The discipline is competing for its life at these Olympics, given it is under review by the International Olympic Committee ahead of the 2030 games in France. Snowboarders have responded with a social media campaign with the hashtag #keepPGSolympic.

It has been part of the Olympic program since 1998 when snowboarding was first added. Canadian Jasey-Jay Anderson won PGS gold in Vancouver in 2010. 

Gaudet, who works as a lumberjack and on a maple farm in the summer in Quebec, put aside his emotions to make a passionate defence of the sport.

“This is where snowboarding started,” he said. “It started with ski boots and carving. They should keep PGS, they should add parallel slalom … I don’t see why you would get rid of events, of sports. Because that would pretty much kill the sport. Because everything is based around the Olympics.

“They would never think of removing giant slalom in skiing,” he added. “So I don’t see why people would even think of removing it in snowboarding.”

PGS is arguably the least physically demanding snowboard discipline, however, and the Olympic field was filled with veteran riders including 52-year-old Austrian Claudia Riegler, a six-time Olympian who made her debut at the 2022 games.

Ledecka ousted Riegler in the first round of elimination races, the 1/8 final. Kim, meanwhile, dispatched 45-year-old Italian Roland Fischnaller a seven-time Olympian, in the quarterfinals.

Gaudet arrived in good form, having finished second in Bansko, Bulgaria, for his first career PGS World Cup podium.
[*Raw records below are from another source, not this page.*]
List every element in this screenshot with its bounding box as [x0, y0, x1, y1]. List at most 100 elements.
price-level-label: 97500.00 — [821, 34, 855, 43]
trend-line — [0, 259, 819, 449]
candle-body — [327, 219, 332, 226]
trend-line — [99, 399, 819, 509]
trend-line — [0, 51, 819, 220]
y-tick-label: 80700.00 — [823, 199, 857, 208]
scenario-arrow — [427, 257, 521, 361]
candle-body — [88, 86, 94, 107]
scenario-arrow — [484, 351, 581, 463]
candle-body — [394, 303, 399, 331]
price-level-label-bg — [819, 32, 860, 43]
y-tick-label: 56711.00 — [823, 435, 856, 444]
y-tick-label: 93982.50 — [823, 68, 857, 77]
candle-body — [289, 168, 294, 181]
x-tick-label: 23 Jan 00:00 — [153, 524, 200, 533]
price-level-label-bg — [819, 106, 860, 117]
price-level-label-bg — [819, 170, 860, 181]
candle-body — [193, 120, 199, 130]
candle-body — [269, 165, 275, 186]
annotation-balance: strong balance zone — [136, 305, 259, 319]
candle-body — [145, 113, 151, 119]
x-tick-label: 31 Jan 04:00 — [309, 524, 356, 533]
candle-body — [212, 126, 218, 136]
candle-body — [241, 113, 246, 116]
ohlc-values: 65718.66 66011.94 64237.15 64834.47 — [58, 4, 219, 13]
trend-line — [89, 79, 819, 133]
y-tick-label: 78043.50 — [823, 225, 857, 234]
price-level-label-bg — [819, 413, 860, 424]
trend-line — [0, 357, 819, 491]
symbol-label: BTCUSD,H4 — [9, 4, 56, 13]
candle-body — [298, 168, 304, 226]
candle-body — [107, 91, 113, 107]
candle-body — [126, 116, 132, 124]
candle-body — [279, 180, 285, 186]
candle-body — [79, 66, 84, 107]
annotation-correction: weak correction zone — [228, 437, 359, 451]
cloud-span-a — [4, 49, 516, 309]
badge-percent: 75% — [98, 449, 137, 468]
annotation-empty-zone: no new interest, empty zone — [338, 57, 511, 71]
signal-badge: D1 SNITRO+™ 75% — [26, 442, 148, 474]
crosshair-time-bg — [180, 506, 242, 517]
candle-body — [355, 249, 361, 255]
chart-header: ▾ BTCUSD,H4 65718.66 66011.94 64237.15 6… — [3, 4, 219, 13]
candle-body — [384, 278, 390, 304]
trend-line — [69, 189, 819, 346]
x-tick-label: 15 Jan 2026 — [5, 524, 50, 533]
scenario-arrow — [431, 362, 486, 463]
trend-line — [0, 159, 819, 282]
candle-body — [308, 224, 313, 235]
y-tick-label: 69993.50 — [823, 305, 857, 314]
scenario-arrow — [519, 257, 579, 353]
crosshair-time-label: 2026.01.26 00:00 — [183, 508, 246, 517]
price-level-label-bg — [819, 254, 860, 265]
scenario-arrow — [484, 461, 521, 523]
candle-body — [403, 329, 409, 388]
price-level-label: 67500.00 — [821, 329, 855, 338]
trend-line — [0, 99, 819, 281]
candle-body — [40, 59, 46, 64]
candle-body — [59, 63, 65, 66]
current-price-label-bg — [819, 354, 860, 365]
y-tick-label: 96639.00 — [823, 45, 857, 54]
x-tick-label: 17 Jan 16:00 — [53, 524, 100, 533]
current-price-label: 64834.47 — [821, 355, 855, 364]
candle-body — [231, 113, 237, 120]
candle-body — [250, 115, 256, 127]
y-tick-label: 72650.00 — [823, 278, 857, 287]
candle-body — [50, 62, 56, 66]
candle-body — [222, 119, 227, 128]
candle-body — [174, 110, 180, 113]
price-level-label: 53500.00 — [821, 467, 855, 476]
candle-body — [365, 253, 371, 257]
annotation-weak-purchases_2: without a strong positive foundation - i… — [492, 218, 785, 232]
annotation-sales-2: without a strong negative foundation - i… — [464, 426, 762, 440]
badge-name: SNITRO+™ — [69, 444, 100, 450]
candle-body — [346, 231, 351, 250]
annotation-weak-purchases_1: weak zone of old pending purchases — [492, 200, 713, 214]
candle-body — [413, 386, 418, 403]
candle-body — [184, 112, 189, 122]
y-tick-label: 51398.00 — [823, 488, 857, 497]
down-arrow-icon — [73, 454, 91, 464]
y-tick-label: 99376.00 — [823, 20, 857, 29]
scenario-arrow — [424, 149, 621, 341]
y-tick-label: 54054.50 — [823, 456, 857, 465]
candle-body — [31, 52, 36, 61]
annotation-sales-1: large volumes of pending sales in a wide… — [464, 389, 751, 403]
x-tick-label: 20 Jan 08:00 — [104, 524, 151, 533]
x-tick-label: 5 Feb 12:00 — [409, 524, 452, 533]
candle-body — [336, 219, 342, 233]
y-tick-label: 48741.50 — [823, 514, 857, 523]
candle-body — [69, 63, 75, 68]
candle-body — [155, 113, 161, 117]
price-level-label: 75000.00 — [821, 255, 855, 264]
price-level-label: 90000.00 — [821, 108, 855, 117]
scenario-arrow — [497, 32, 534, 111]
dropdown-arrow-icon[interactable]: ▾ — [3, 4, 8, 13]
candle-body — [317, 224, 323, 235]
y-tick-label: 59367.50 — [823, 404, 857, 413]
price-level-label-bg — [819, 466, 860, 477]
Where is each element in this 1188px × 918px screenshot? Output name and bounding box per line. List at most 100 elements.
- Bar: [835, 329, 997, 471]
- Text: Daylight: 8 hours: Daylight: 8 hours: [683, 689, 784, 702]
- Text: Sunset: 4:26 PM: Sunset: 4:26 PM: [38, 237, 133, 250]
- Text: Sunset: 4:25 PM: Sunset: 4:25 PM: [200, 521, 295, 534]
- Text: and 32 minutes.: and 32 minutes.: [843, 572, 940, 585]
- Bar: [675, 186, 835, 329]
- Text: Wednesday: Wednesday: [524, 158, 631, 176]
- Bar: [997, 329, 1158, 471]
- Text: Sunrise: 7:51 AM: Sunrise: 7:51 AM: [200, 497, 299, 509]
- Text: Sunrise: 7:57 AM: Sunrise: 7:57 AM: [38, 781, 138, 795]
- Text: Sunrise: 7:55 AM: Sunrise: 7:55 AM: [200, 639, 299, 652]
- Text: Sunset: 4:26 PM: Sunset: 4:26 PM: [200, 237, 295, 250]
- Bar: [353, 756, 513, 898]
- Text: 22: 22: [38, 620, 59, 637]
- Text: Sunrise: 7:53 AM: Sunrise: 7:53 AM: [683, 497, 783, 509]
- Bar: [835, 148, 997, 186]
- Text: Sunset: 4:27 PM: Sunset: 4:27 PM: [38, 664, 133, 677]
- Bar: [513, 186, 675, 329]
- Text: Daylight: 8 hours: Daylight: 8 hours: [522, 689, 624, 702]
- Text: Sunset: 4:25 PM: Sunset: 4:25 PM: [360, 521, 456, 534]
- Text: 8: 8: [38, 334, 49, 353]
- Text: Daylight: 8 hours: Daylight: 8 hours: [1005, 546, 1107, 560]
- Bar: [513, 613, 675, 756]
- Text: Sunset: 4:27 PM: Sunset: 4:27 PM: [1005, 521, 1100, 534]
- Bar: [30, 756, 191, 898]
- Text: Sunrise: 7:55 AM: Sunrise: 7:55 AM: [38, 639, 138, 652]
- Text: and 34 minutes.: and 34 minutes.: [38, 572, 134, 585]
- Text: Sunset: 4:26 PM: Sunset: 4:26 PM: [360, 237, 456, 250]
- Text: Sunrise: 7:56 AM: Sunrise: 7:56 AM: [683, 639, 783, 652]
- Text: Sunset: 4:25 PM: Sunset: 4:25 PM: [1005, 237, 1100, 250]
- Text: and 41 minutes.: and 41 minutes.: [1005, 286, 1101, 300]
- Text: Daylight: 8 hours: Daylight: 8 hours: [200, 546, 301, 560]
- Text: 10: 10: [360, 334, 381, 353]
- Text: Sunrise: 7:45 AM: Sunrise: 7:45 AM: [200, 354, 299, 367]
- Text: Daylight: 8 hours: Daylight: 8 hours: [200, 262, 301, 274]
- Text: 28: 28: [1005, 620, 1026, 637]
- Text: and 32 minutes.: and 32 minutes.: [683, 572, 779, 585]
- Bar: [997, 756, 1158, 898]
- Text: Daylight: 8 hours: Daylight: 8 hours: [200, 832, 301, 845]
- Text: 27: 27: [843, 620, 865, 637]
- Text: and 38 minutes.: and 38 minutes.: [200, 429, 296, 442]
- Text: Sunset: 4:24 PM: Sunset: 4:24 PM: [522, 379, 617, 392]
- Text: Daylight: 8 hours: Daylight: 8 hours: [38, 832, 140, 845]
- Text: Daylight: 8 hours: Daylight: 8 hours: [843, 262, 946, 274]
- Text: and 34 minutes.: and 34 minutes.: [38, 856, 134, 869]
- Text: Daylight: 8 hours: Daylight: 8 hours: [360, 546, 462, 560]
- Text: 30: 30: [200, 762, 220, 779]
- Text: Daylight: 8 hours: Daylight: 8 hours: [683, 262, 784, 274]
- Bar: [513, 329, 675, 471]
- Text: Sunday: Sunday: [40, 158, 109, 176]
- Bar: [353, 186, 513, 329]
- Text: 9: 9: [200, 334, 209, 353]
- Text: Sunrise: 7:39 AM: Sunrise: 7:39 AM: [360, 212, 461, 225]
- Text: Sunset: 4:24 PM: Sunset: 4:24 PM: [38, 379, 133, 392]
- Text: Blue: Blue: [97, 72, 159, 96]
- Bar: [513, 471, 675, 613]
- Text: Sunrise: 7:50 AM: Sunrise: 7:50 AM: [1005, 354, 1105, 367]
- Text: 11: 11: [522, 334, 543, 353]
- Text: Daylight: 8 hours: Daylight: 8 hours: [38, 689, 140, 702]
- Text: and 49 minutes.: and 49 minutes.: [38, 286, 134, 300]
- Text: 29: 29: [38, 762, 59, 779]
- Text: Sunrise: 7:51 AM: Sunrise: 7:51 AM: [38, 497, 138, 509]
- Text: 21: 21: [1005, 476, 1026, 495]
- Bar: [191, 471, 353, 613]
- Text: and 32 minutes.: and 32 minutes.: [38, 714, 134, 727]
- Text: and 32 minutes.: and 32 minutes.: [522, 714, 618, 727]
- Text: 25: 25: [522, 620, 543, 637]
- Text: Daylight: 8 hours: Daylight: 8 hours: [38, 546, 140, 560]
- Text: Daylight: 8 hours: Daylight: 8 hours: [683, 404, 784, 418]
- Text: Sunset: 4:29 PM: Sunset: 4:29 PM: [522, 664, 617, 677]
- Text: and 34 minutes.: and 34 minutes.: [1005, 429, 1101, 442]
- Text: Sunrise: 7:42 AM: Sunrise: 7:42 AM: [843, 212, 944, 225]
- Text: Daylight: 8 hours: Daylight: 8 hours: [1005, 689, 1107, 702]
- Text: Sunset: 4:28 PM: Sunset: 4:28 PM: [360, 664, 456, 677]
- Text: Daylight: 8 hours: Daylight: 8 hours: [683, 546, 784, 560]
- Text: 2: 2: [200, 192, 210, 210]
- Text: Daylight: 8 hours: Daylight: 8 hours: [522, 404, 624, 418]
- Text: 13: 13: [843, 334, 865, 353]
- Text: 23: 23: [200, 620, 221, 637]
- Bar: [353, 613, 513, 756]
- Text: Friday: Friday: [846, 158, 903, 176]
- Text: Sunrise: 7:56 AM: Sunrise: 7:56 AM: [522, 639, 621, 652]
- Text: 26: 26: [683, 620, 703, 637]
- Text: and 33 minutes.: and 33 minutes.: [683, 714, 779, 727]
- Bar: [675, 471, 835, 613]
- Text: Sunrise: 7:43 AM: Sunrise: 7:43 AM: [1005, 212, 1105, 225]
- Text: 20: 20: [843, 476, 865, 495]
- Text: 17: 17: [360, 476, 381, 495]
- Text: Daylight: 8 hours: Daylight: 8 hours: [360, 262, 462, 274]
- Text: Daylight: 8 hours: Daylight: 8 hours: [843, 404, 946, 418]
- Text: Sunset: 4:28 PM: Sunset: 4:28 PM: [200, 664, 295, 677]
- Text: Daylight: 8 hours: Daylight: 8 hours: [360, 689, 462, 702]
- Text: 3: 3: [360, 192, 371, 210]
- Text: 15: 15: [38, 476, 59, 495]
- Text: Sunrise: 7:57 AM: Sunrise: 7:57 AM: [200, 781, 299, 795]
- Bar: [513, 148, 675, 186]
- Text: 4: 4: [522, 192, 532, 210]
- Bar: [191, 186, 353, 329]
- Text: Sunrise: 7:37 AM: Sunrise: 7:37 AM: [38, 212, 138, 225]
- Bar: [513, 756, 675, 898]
He also competes in the parallel slalom and team parallel slalom, which are not on the Olympic program.

“I know I’m one of the top guys and I can fight for podiums every race,” he said.

Canadians Aurelie Moisan and Kaylie Buck were eliminated in the 1/8 finals.

Moisan, 21-year-old from Baie-D’Urfe, lost to Poland’s Aleksandra Krtol-Walas, a bronze medallist at the 2025 world championships, while Buck, a 25-year-old from Oakville, Ont., was beaten by former world champion Tsubaki Miki of Japan.

Toronto’s Ben Heldman, a 24-year-old from Toronto, did not advance to the knockout rounds, finishing 26th in the elimination round.